Сейчас Лиари понадобились сведения об Элизабет. Он знал о романе Мэтьюза с этой женщиной, потому что тщательно изучил его прошлое. Но Мэтьюза это не беспокоило. Ему даже казалось забавным, что все его подружки внесены по алфавиту в досье.
— Ты встречался с мисс Камерон после разрыва с ней? — спросил Лиари.
— Несколько раз встречался в гостях.
— Вы расстались по-дружески?
— Так себе. Я сказал, что не хочу жениться. Она ответила, что претензий не имеет. Ни сцен, ни мести не было. Она очень воспитанная женщина.
— Да, похоже, — заметил Лиари, но комплиментом это не прозвучало.
— Могу я узнать, зачем вам все это?
— Просто хочу побольше о ней узнать. А ты ведь был близок с ней.
— Допустим, что так, — простодушно сказал Мэтьюз.
— Перестань! Она когда-нибудь говорила с тобой о политике?
— Нет, сэр. Она неглупа, но я не пускался с ней в рассуждения. Не думаю, что у нее есть какое-то мнение на этот счет.
— Кто были ее друзья в то время, когда ты встречался с ней? — продолжал расспрашивать Лиари. — Из вашего круга? А не было у нее каких-то необычных знакомств среди людей другого положения? Среди интеллектуалов, например?
— Нет. Мать ее увлекалась искусством, и дом всегда был полон художников и музыкантов. Но Лиз ни с кем из них не подружилась. Мать любила играть роль меценатки. А Лиз была как все девушки ее круга. И уж, конечно, она не придерживалась левых взглядов, если вас интересует именно это. С ее-то деньгами!
Лиари снял очки и спрятал их в футляр.
— Сейчас она общается с одним типом, от которого идет запашок. — Лиари всегда употреблял это выражение, когда хотел подчеркнуть, что человек ему подозрителен. — Ты знаешь что-либо об Эдди Кинге, владельце журнала «Будущее»?
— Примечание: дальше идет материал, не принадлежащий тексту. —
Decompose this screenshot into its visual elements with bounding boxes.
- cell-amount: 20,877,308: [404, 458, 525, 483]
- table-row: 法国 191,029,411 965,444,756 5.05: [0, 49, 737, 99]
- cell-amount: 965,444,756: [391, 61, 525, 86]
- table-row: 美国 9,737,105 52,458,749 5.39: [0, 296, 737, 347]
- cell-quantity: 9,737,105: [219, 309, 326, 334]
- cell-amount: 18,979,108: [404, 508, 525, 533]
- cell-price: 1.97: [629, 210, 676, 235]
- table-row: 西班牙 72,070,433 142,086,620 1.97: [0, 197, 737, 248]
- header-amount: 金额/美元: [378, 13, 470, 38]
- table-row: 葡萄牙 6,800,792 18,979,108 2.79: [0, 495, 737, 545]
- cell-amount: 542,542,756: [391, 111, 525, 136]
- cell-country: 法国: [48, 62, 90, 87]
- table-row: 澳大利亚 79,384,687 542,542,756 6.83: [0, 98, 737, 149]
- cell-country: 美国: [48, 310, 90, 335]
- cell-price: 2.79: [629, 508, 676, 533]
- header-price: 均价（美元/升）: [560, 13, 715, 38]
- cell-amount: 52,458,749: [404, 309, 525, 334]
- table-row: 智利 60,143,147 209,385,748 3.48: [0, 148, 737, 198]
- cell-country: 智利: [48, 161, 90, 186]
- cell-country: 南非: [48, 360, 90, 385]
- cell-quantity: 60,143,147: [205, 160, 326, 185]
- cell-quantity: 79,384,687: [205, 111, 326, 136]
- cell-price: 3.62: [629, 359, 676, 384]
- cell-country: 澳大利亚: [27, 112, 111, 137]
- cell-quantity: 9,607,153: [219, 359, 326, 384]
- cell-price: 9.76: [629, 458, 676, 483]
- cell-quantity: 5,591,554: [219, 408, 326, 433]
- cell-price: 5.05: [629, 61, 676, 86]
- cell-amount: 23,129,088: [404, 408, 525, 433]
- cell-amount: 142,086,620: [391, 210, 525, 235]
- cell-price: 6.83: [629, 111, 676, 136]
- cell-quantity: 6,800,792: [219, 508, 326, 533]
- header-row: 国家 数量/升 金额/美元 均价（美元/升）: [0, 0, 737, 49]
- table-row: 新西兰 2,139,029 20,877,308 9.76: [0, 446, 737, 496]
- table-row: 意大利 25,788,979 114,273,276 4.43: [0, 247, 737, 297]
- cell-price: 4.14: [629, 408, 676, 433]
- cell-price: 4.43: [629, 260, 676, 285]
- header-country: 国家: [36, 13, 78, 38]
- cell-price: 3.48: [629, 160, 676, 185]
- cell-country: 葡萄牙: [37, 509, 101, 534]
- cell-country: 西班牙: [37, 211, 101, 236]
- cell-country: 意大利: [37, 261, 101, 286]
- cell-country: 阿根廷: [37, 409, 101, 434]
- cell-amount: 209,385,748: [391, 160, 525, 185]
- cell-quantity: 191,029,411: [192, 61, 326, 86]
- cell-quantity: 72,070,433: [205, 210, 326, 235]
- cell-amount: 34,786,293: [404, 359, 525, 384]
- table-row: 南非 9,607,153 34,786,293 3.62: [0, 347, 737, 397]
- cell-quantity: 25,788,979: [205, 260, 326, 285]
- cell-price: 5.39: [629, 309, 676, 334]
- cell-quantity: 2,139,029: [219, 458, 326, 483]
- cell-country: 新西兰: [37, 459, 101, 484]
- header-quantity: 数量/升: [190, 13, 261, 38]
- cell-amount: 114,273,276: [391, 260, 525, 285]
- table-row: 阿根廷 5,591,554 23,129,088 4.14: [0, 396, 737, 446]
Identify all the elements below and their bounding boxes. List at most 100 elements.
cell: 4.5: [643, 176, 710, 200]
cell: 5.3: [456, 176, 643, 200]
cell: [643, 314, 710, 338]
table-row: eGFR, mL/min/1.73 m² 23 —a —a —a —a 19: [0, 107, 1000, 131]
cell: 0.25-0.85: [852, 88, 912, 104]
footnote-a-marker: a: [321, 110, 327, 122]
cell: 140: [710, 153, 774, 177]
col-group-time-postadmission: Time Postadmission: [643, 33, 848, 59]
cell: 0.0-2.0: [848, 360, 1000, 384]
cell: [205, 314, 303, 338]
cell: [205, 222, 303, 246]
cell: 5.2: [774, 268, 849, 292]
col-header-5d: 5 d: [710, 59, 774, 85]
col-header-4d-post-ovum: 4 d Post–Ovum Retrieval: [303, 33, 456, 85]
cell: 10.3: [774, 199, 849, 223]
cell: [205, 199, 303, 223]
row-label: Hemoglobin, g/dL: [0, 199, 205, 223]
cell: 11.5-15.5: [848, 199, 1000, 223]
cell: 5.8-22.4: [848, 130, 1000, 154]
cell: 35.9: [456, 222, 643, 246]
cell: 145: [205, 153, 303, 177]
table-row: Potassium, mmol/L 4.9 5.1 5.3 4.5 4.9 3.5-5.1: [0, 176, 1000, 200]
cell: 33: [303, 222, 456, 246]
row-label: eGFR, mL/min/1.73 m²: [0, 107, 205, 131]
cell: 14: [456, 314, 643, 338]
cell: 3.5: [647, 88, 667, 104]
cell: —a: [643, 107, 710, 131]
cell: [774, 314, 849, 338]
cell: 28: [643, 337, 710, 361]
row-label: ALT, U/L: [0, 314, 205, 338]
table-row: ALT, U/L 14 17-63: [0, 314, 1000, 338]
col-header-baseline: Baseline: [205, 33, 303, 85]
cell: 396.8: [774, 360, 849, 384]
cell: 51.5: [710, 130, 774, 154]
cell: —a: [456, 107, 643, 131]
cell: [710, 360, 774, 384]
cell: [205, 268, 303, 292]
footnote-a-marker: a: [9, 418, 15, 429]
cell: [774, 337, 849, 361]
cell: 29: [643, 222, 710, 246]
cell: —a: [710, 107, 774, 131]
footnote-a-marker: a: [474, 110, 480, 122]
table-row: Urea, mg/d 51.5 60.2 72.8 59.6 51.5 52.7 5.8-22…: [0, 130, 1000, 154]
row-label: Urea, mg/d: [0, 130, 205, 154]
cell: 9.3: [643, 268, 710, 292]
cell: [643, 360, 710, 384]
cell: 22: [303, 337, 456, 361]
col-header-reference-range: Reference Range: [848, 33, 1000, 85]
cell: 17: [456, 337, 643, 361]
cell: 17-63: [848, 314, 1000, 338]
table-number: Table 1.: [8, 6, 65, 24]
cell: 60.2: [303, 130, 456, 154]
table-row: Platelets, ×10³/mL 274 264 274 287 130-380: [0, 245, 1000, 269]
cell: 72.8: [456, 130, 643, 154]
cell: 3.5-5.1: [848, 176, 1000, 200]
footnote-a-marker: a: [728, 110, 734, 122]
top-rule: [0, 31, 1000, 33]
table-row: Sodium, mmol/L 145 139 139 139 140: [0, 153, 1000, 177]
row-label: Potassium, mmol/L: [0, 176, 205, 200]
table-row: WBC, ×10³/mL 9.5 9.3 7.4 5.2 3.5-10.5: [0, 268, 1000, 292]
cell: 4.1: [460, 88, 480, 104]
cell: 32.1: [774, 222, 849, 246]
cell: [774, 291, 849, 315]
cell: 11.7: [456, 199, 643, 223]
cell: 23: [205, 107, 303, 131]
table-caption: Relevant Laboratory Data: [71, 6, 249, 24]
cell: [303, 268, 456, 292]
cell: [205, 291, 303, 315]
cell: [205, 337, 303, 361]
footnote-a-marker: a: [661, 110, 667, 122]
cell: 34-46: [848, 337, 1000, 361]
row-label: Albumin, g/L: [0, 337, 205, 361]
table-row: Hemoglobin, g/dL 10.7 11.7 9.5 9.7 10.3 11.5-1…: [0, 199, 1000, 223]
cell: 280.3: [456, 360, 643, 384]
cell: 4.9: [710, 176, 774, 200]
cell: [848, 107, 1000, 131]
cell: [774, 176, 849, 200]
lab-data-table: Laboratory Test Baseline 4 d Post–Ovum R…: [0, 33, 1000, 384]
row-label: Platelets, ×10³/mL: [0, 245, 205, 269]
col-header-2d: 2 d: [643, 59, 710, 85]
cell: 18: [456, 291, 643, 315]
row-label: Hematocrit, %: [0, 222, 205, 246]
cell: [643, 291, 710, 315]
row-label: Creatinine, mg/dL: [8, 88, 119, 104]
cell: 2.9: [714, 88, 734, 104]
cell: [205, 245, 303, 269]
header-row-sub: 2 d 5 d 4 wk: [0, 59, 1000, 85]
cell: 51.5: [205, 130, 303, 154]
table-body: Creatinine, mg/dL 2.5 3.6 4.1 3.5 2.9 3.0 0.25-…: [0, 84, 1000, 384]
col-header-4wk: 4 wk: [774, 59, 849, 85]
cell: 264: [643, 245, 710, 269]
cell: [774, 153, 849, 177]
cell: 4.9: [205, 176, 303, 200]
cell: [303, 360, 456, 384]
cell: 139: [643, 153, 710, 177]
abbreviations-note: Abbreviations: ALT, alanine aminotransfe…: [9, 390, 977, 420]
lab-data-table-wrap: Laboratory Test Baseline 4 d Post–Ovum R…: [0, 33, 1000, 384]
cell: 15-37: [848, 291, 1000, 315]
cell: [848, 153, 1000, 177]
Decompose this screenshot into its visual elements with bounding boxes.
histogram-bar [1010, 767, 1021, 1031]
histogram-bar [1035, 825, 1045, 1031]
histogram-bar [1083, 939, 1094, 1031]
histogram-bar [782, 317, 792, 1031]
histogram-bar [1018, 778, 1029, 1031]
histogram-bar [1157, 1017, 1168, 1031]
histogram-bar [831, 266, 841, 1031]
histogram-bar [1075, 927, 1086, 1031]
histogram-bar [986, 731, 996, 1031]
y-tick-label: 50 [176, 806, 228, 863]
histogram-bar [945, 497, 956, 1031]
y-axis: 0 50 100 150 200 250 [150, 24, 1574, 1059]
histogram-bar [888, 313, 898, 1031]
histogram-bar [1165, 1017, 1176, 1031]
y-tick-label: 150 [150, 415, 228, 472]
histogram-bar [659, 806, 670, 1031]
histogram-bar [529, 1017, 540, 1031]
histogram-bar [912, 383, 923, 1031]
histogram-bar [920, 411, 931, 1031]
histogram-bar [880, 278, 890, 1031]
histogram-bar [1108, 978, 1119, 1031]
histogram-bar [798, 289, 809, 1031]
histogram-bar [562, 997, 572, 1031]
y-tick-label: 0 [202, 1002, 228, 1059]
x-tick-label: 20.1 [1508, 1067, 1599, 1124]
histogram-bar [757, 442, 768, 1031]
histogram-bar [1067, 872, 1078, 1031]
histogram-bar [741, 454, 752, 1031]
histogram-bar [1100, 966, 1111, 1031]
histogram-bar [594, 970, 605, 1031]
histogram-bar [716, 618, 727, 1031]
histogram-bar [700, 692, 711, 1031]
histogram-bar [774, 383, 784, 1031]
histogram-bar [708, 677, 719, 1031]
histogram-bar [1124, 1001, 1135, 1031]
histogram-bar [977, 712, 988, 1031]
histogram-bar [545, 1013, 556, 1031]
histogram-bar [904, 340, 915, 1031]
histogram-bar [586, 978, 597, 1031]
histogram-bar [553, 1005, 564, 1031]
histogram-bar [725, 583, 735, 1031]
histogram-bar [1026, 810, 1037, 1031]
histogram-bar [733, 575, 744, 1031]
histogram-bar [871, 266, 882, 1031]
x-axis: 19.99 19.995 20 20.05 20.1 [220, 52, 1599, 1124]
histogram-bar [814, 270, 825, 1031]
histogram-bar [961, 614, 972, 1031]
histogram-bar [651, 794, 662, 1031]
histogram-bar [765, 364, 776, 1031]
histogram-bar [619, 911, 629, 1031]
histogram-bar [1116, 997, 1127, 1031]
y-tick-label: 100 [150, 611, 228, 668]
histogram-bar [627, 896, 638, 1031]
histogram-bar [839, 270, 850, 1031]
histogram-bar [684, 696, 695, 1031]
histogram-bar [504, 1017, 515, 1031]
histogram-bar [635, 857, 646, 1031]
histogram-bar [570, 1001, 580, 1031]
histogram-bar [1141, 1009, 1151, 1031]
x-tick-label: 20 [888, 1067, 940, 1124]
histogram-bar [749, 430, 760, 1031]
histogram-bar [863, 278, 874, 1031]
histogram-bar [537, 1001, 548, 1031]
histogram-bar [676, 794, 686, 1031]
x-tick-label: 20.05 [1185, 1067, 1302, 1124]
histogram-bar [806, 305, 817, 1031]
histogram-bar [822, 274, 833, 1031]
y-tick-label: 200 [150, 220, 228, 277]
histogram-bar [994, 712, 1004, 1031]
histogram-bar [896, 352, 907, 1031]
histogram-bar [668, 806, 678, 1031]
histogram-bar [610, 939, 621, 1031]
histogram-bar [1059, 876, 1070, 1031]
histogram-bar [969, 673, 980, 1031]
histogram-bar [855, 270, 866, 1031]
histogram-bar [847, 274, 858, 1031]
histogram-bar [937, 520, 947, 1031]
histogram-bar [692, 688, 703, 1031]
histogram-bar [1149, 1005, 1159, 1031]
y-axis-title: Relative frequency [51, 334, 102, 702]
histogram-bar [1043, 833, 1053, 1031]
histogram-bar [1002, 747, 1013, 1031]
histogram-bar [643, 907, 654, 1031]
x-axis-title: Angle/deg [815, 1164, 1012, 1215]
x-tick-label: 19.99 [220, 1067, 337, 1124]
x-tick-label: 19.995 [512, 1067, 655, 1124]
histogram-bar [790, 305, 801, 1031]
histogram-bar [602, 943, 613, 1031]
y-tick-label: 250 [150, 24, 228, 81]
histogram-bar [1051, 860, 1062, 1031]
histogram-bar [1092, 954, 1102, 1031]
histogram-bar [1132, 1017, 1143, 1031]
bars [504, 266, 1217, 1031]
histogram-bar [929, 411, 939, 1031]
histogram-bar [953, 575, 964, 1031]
— Башковитый парень, правый республиканец. Журнал его пользуется успехом и выходит раз в месяц. В основном посвящен вопросам политики. А что? От него тоже идет запашок?
— Да. Вот поэтому нас и заинтересовала мисс Камерон. Она не спит с ним, не знаешь?
— Вряд ли, — сказал Мэтьюз. — Мне для этого пришлось пустить в ход все свое обаяние. Может только, у Кинга прорва обаяния. Но на Элизабет это не похоже. Пожилые мужчины ее никогда не интересовали, а этому парню, кажется, уже далеко за пятьдесят. Я, конечно, не уверен, но думаю, что у нее с ним ничего нет.